What surprised me about World without End is the amount of characters who openly defy the mindless obedience to dogma that you'd expect in a typical Medieval town. I've only read until the 100-ish page, and there's already a clever plotting mother, an aspiring doctor, a carpenter apprentice, all willing to question conventional wisdom and try new ways to do things. It's been refreshing so far.

Comment author: Nornagest 08 May 2014 07:51:01PM *  2 points [-]

If the Canterbury Tales taught me anything, it's that medieval people could actually get pretty creative and irreverent when it came to things they cared about. It's the institutions and the background assumptions that are different. Individual people often weren't all that dogmatic, and indeed enforcement of societal norms was weaker in a lot of ways than it is now; but above the individual level, almost every organization was narrowly focused on the status quo or on zero- or negative-sum games. There was nothing forward-looking in the way that science is, or even in the way that serious utopian politics is.
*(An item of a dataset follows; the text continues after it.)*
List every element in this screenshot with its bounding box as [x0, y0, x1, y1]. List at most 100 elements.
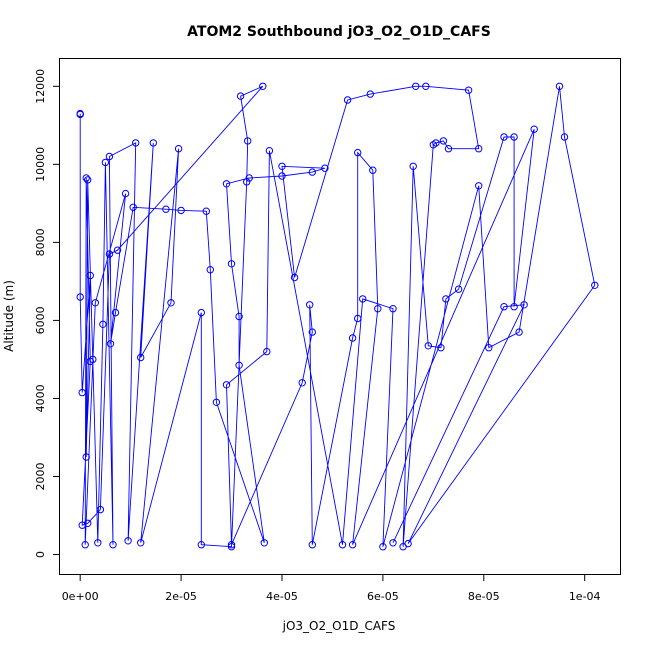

(It also taught me that fart jokes are perennial. A lot of those scenes wouldn't have been out of place in South Park.)

Comment author: [deleted] 08 May 2014 09:36:11PM 0 points [-]
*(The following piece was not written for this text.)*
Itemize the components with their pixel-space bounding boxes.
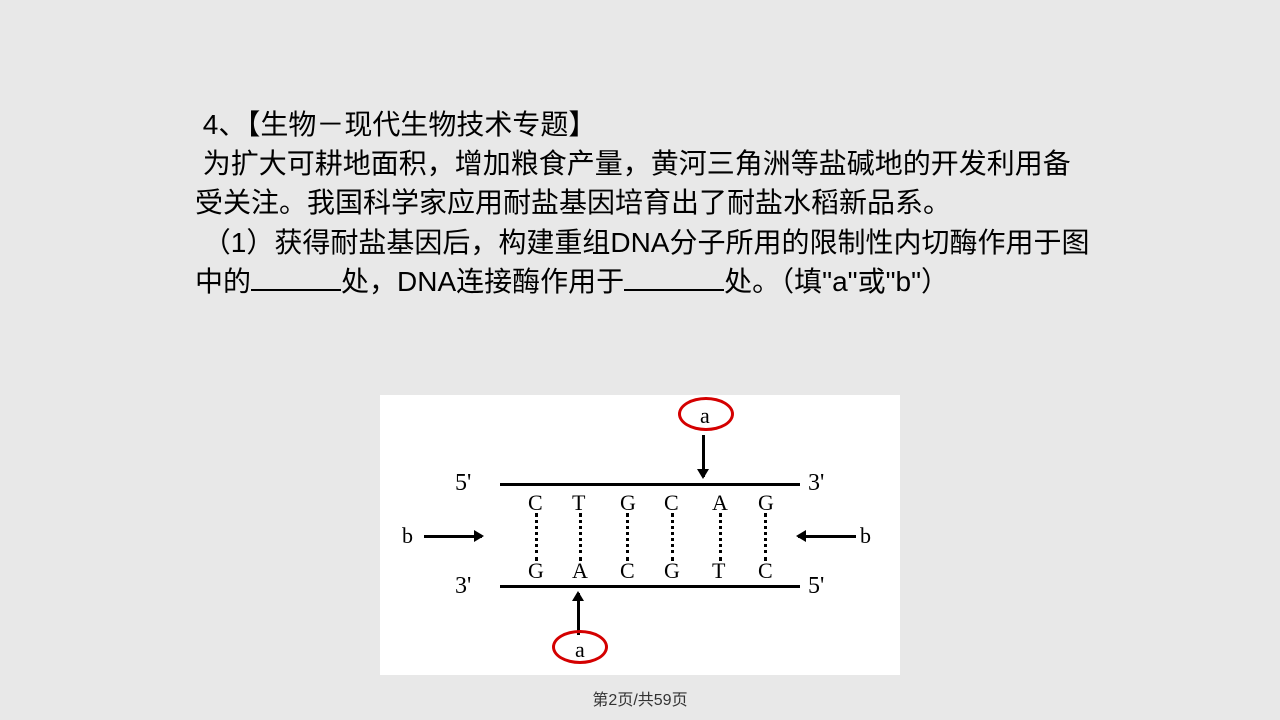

I'm going through The Pillars of the Earth and quite enjoying myself. I expected something a little on the romantic side with a chance of dullness now and then from Follett being unable to control his "show off my research" that affects many authors of his class (like Crichton). However, the book is entertaining, the characters far more interesting than I expected, and his presentation of medieval thought life is very sympathetic without being romantic. These people think. Some well, some poorly. It is quite good.

Comment author: NancyLebovitz 08 May 2014 10:03:08PM 1 point [-]

A couple of memories from The Pillars of the Earth-- it was a surprise to me that most of the misery was caused by social disorder rather than too much authority, though it did show the rise of Catholic power to affect daily life, and it had rather a lot (interesting for me, at least) about how the Catholic church managed to exist as a large institution at such a low tech level.